Starch is a polysaccharide typically comprising a mixture of about 20-25% amylose and about 75-80% amylopectin which is organized into compact granular structures. Amylose is a linear polymer of D-anhydroglucose units which are linked by alpha-1,4-D-glucosidic bonds. Amylopectin is a large branched polymer of amylose chains linked by alpha-1,6-D-gluocosidic bonds in a tree-like structure. Depending upon the variety of plant from which the starch is obtained, amylose ordinarily contains between 250 and 12,500 D-anhydroglucose units and amylopectin contains between 400,00 and 3,125,000 D-anhydroglucose units.
In this invention, a starch containing a high percentage of short chain amylose (i.e., amylose of a molecular weight of no more than 20,000 measured against dextran standards by gel permeation chromatography) is produced from any of the readily available amylopectin-containing starches by treating the starch with an enzyme capable of cleaving the alpha-1,6-D-glucosidic linkages of the amylopectin.
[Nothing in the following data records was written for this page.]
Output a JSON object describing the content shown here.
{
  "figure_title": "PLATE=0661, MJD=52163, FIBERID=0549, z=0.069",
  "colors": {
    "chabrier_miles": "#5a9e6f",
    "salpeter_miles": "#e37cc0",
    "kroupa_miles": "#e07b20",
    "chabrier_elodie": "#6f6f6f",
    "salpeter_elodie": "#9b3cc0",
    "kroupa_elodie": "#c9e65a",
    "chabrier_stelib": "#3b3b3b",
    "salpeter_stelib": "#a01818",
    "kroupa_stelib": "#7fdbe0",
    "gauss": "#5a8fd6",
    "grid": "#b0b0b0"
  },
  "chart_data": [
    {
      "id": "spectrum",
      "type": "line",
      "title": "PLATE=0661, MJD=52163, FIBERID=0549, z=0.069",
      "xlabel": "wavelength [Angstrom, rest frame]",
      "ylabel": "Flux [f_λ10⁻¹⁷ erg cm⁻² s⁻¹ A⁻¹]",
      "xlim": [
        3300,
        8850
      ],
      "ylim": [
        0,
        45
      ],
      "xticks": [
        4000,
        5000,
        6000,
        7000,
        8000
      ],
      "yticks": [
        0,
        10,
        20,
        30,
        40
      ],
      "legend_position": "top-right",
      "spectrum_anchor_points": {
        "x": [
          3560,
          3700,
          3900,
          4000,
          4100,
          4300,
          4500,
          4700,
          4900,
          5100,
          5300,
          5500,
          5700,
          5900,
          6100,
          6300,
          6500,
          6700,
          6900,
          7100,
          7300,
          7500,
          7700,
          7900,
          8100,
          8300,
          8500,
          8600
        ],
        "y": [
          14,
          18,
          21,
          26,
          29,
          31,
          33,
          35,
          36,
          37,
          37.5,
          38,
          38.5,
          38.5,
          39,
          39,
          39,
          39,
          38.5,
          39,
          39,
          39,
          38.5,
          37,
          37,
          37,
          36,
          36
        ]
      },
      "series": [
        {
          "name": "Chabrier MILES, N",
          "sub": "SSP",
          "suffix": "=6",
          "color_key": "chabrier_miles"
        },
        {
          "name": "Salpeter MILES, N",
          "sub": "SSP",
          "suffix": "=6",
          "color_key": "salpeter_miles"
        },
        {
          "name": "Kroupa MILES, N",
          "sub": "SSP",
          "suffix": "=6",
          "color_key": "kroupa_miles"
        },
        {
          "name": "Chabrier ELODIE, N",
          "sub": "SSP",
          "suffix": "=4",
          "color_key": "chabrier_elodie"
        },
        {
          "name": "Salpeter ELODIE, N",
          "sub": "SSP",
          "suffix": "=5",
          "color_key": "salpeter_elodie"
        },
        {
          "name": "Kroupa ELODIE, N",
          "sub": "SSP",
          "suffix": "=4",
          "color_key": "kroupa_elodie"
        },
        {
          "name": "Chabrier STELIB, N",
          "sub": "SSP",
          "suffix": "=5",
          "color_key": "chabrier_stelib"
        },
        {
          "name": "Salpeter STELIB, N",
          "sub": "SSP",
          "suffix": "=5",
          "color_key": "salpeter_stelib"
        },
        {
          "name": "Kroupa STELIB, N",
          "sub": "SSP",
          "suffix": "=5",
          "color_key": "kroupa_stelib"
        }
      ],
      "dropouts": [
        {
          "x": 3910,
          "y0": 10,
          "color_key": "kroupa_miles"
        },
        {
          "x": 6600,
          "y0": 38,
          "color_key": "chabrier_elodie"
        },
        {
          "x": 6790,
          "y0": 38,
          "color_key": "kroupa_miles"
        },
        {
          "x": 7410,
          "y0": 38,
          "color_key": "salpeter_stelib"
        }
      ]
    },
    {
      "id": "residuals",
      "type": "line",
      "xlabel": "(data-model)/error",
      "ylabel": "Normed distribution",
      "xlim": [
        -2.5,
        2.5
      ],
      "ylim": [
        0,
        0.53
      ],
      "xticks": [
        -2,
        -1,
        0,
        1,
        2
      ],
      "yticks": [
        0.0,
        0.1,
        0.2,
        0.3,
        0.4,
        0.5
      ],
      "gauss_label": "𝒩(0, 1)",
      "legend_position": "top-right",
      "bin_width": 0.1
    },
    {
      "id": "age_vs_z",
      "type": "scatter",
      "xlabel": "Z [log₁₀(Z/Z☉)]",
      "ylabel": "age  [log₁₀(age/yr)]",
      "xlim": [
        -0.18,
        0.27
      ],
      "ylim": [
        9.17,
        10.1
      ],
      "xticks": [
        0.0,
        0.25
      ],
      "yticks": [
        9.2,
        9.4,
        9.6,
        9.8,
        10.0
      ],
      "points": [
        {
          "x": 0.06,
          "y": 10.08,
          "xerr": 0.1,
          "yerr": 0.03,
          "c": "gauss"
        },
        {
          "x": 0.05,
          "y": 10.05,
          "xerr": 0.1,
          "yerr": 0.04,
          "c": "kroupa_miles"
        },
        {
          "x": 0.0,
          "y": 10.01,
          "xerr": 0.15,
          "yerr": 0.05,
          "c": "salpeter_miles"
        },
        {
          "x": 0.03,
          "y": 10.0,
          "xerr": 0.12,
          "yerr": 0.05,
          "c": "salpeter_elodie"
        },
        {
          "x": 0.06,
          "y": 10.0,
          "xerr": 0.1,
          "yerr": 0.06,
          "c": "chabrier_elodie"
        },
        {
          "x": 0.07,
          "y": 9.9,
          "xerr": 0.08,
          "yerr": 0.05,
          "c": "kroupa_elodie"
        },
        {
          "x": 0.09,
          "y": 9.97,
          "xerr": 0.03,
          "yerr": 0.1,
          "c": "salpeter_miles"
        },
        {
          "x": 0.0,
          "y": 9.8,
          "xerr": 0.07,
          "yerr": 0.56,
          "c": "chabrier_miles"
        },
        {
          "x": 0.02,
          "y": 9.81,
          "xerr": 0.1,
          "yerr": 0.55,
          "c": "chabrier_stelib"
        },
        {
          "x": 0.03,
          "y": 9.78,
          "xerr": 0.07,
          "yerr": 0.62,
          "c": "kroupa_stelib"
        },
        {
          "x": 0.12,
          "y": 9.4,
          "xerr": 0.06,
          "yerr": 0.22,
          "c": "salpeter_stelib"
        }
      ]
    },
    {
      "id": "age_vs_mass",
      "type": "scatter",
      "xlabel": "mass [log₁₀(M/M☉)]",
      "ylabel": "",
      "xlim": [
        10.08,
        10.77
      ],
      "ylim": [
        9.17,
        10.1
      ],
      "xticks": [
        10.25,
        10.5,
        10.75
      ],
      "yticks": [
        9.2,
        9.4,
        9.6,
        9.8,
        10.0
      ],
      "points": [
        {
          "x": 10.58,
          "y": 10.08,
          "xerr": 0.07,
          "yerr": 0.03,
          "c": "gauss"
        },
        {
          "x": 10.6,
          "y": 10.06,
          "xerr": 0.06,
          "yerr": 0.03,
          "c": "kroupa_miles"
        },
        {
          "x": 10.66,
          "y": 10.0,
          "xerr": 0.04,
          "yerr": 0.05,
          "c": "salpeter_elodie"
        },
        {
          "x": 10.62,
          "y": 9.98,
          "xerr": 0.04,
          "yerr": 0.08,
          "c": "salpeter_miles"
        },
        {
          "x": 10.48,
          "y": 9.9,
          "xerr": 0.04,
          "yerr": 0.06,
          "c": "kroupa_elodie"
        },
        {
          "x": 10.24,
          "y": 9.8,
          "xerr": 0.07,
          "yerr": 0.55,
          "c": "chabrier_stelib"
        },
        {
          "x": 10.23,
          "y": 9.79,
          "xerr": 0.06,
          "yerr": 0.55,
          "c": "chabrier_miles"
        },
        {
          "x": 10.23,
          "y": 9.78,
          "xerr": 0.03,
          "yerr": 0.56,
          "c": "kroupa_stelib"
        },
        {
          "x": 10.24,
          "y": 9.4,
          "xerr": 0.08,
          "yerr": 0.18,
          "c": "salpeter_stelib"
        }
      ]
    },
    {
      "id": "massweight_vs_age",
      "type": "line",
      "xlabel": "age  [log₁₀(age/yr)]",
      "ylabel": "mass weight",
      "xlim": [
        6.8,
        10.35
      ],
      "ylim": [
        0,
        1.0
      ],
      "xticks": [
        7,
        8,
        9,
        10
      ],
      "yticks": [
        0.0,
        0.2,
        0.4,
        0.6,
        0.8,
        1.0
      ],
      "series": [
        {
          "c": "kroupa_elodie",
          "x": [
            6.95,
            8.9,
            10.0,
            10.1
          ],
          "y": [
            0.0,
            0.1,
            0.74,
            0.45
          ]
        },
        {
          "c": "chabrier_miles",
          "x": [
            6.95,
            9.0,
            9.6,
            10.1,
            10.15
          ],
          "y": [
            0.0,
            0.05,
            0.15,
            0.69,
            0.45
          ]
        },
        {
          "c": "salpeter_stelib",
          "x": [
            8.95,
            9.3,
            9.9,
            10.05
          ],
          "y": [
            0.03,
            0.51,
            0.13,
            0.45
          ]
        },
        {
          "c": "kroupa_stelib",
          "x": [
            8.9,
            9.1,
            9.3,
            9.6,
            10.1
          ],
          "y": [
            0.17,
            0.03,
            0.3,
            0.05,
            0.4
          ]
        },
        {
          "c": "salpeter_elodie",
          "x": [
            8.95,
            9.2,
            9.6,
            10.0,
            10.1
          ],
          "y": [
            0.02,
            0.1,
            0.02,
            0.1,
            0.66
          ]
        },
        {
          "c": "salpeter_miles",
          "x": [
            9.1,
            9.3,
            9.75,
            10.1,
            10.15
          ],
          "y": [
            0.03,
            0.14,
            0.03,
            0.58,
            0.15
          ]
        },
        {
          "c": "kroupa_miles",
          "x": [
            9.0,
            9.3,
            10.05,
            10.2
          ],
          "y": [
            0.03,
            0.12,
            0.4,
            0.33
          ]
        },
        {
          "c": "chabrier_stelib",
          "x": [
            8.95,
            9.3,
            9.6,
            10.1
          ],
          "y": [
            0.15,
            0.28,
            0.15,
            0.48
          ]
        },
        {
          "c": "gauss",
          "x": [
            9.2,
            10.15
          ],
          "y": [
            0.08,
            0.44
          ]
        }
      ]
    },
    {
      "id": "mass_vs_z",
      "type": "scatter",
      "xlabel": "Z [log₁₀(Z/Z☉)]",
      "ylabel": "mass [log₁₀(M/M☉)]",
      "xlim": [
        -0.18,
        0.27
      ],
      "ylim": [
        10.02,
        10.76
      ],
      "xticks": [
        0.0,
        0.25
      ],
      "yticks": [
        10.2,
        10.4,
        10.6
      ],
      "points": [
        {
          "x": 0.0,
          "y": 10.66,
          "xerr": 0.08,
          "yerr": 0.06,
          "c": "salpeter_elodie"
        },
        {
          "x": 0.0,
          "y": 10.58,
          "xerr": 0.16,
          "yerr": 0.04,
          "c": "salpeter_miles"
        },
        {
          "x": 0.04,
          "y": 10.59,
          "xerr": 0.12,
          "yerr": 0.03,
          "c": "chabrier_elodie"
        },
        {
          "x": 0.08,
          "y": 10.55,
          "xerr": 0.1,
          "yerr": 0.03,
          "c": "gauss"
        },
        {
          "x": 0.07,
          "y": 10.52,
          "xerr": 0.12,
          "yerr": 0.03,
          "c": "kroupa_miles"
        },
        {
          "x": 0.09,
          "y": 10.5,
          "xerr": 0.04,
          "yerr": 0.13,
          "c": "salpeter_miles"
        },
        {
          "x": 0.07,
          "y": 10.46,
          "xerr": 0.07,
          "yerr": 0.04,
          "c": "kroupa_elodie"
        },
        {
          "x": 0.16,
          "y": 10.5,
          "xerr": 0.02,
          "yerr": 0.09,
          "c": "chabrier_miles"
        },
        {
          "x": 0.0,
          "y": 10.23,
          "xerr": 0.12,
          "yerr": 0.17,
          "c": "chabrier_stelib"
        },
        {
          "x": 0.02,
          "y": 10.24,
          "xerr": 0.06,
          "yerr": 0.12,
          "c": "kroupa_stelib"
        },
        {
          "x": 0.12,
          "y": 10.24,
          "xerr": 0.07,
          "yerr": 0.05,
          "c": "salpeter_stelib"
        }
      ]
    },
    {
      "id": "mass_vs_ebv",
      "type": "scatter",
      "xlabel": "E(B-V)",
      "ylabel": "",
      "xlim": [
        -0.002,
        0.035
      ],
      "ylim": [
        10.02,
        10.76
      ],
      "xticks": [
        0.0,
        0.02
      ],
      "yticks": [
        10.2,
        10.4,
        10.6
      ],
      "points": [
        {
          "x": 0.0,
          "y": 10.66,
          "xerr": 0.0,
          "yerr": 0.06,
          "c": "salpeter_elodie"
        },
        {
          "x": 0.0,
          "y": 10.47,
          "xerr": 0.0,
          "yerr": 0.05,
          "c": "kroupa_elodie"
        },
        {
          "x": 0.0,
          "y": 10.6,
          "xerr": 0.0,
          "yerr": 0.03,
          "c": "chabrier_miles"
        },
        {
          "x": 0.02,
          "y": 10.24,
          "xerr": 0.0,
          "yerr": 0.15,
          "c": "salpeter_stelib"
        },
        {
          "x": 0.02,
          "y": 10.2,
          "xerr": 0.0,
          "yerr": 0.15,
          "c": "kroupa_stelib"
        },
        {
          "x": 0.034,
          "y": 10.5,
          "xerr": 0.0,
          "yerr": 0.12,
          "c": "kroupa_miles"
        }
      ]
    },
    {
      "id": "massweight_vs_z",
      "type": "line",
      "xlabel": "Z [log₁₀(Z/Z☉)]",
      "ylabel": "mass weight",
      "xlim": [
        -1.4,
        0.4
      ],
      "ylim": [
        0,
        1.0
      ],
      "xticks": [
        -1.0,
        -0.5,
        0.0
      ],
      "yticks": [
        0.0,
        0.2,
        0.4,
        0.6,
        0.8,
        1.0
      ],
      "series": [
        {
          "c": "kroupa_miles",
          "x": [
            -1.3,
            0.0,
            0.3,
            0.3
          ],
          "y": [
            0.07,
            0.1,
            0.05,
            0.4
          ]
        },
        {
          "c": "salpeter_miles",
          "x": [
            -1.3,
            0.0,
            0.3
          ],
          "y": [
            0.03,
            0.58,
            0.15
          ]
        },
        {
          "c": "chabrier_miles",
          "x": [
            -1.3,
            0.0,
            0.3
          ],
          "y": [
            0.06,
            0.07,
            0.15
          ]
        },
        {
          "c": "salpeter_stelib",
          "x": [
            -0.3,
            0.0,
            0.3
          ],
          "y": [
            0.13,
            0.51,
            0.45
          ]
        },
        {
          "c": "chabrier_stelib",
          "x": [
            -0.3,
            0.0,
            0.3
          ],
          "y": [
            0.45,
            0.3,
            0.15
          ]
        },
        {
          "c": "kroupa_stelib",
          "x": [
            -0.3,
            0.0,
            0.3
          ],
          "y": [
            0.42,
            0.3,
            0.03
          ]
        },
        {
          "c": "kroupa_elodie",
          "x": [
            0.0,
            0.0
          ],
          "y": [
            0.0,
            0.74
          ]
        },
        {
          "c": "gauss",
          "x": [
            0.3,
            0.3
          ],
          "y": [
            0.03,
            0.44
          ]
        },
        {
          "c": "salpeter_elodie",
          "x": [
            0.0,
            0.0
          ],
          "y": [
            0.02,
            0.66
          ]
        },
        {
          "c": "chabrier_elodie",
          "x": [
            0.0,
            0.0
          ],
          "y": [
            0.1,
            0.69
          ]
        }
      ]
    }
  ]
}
This enzymatic treatment cleaves the branch points in the amylopectin molecule, yielding a mixture of short chain amylose and partially debranched amylopectin, together with any remaining amylopectin or any long chain amylose present in the untreated starch.
In addition to providing functional properties similar to a high amylose starch (e.g., gel strength), this debranched starch mixture also improves the quality of the confection gel, provides low hot viscosity during processing, and required lower cooking temperatures than high amylose starch.
Thus, it is an object of this invention to provide jelly gum confections and a method of their manufacture employing starches which possess the desirable gel properties of a high amylose starch, but do not require high temperature cooking nor exhibit the high hot viscosity of high amylose starch. These properties are advantageously provided by a starch which has been enzymatically debranched.